Exercise may decrease cancer incidence and slow the growth rate of tumors. That's the conclusion of a mouse-based study, reporting that training mice regularly on a wheel decreased the growth of multiple types of tumors, including skin, liver, and lung cancers. Furthermore, mice that exercised regularly had a smaller chance of developing cancer in the first place. The beneficial effects of running went beyond tumor formation and growth, extending to cancer-associated weight loss, a process termed cachexia that is seen in cancer patients. Mice that exercised regularly showed no signs of cancer-associated weight loss in the researchers' lung cancer mouse model.
The researchers say they identified several factors behind the anti-tumor effects of exercise. These anti-cancer effects are linked to the release of adrenaline (also called epinephrine), a hormone that is central to the "fight-or-flight" response. Adrenaline production is known to be stimulated by exercise. The researchers say that, the production of adrenaline results in a mobilization of immune cells, specifically one type of immune cell called a Natural Killer (NK) cell, to patrol the body. These NK cells are recruited to the site of the tumor by the protein IL-6, secreted by active muscles. The NK cells can then infiltrate the tumor, slowing or completely preventing its growth. Importantly, the researchers note that injecting the mice with either adrenaline or IL-6 without the exercise proved insufficient to inhibit cancer development, underlining the importance of the effects derived only from regular exercise in the mice.
In a prospective observational study consisting of 19,815 adults ages 45 to 50, (79 percent men, 90 percent Caucasian) researchers measured participants' heart and lung exercise capacity and categorized them as having either a high, middle or low level of fitness.
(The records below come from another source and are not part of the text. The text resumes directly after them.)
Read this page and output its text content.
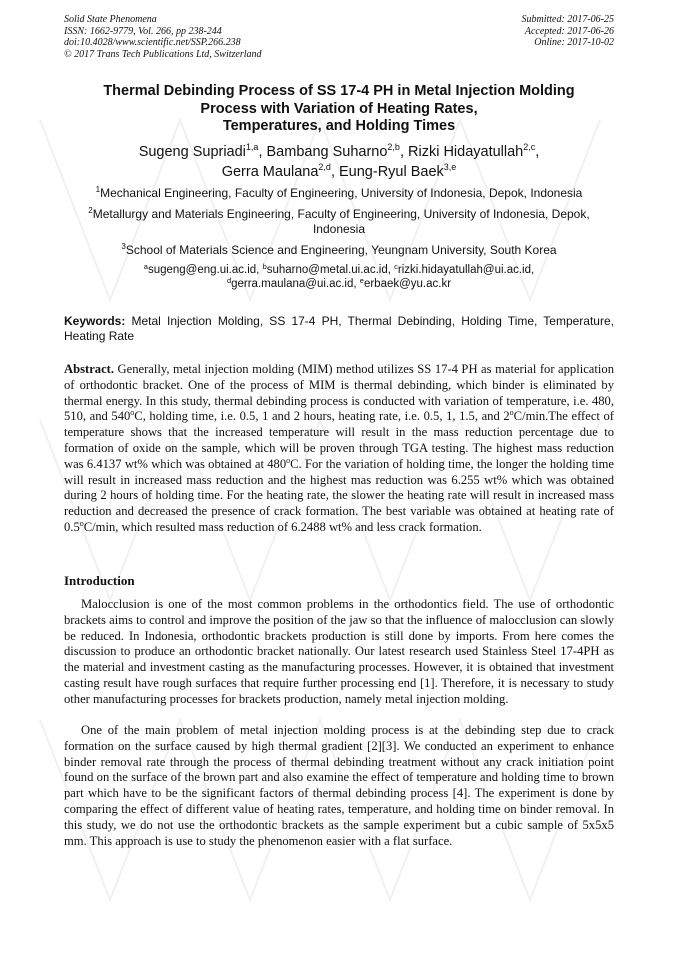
Solid State Phenomena
ISSN: 1662-9779, Vol. 266, pp 238-244
doi:10.4028/www.scientific.net/SSP.266.238
© 2017 Trans Tech Publications Ltd, Switzerland
Submitted: 2017-06-25
Accepted: 2017-06-26
Online: 2017-10-02
Thermal Debinding Process of SS 17-4 PH in Metal Injection Molding
Process with Variation of Heating Rates,
Temperatures, and Holding Times
Sugeng Supriadi$^{1,a}$, Bambang Suharno$^{2,b}$, Rizki Hidayatullah$^{2,c}$,
Gerra Maulana$^{2,d}$, Eung-Ryul Baek$^{3,e}$
$^1$Mechanical Engineering, Faculty of Engineering, University of Indonesia, Depok, Indonesia
$^2$Metallurgy and Materials Engineering, Faculty of Engineering, University of Indonesia, Depok, Indonesia
$^3$School of Materials Science and Engineering, Yeungnam University, South Korea
$^a$sugeng@eng.ui.ac.id, $^b$suharno@metal.ui.ac.id, $^c$rizki.hidayatullah@ui.ac.id,
$^d$gerra.maulana@ui.ac.id, $^e$erbaek@yu.ac.kr
Keywords: Metal Injection Molding, SS 17-4 PH, Thermal Debinding, Holding Time, Temperature, Heating Rate
Abstract. Generally, metal injection molding (MIM) method utilizes SS 17-4 PH as material for application of orthodontic bracket. One of the process of MIM is thermal debinding, which binder is eliminated by thermal energy. In this study, thermal debinding process is conducted with variation of temperature, i.e. 480, 510, and 540$^o$C, holding time, i.e. 0.5, 1 and 2 hours, heating rate, i.e. 0.5, 1, 1.5, and 2$^o$C/min.The effect of temperature shows that the increased temperature will result in the mass reduction percentage due to formation of oxide on the sample, which will be proven through TGA testing. The highest mass reduction was 6.4137 wt% which was obtained at 480$^o$C. For the variation of holding time, the longer the holding time will result in increased mass reduction and the highest mas reduction was 6.255 wt% which was obtained during 2 hours of holding time. For the heating rate, the slower the heating rate will result in increased mass reduction and decreased the presence of crack formation. The best variable was obtained at heating rate of 0.5$^o$C/min, which resulted mass reduction of 6.2488 wt% and less crack formation.
Introduction
Malocclusion is one of the most common problems in the orthodontics field. The use of orthodontic brackets aims to control and improve the position of the jaw so that the influence of malocclusion can slowly be reduced. In Indonesia, orthodontic brackets production is still done by imports. From here comes the discussion to produce an orthodontic bracket nationally. Our latest research used Stainless Steel 17-4PH as the material and investment casting as the manufacturing processes. However, it is obtained that investment casting result have rough surfaces that require further processing end [1]. Therefore, it is necessary to study other manufacturing processes for brackets production, namely metal injection molding.
One of the main problem of metal injection molding process is at the debinding step due to crack formation on the surface caused by high thermal gradient [2][3]. We conducted an experiment to enhance binder removal rate through the process of thermal debinding treatment without any crack initiation point found on the surface of the brown part and also examine the effect of temperature and holding time to brown part which have to be the significant factors of thermal debinding process [4]. The experiment is done by comparing the effect of different value of heating rates, temperature, and holding time on binder removal. In this study, we do not use the orthodontic brackets as the sample experiment but a cubic sample of 5x5x5 mm. This approach is use to study the phenomenon easier with a flat surface.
The study found that those with the highest level of fitness had a 37 percent lower risk of stroke after age 65, compared to their counterparts with the lowest level of fitness. This inverse relationship between fitness and stroke risks existed even after researchers considered stroke risk factors: high blood pressure, type 2 diabetes and atrial fibrillation. The study reinforces the benefits of being physically fit throughout life. "Low fitness is generally ignored as an actual risk factor in clinical practice. Our research suggests that low fitness in midlife is an additional risk to target and help prevent stroke later in life."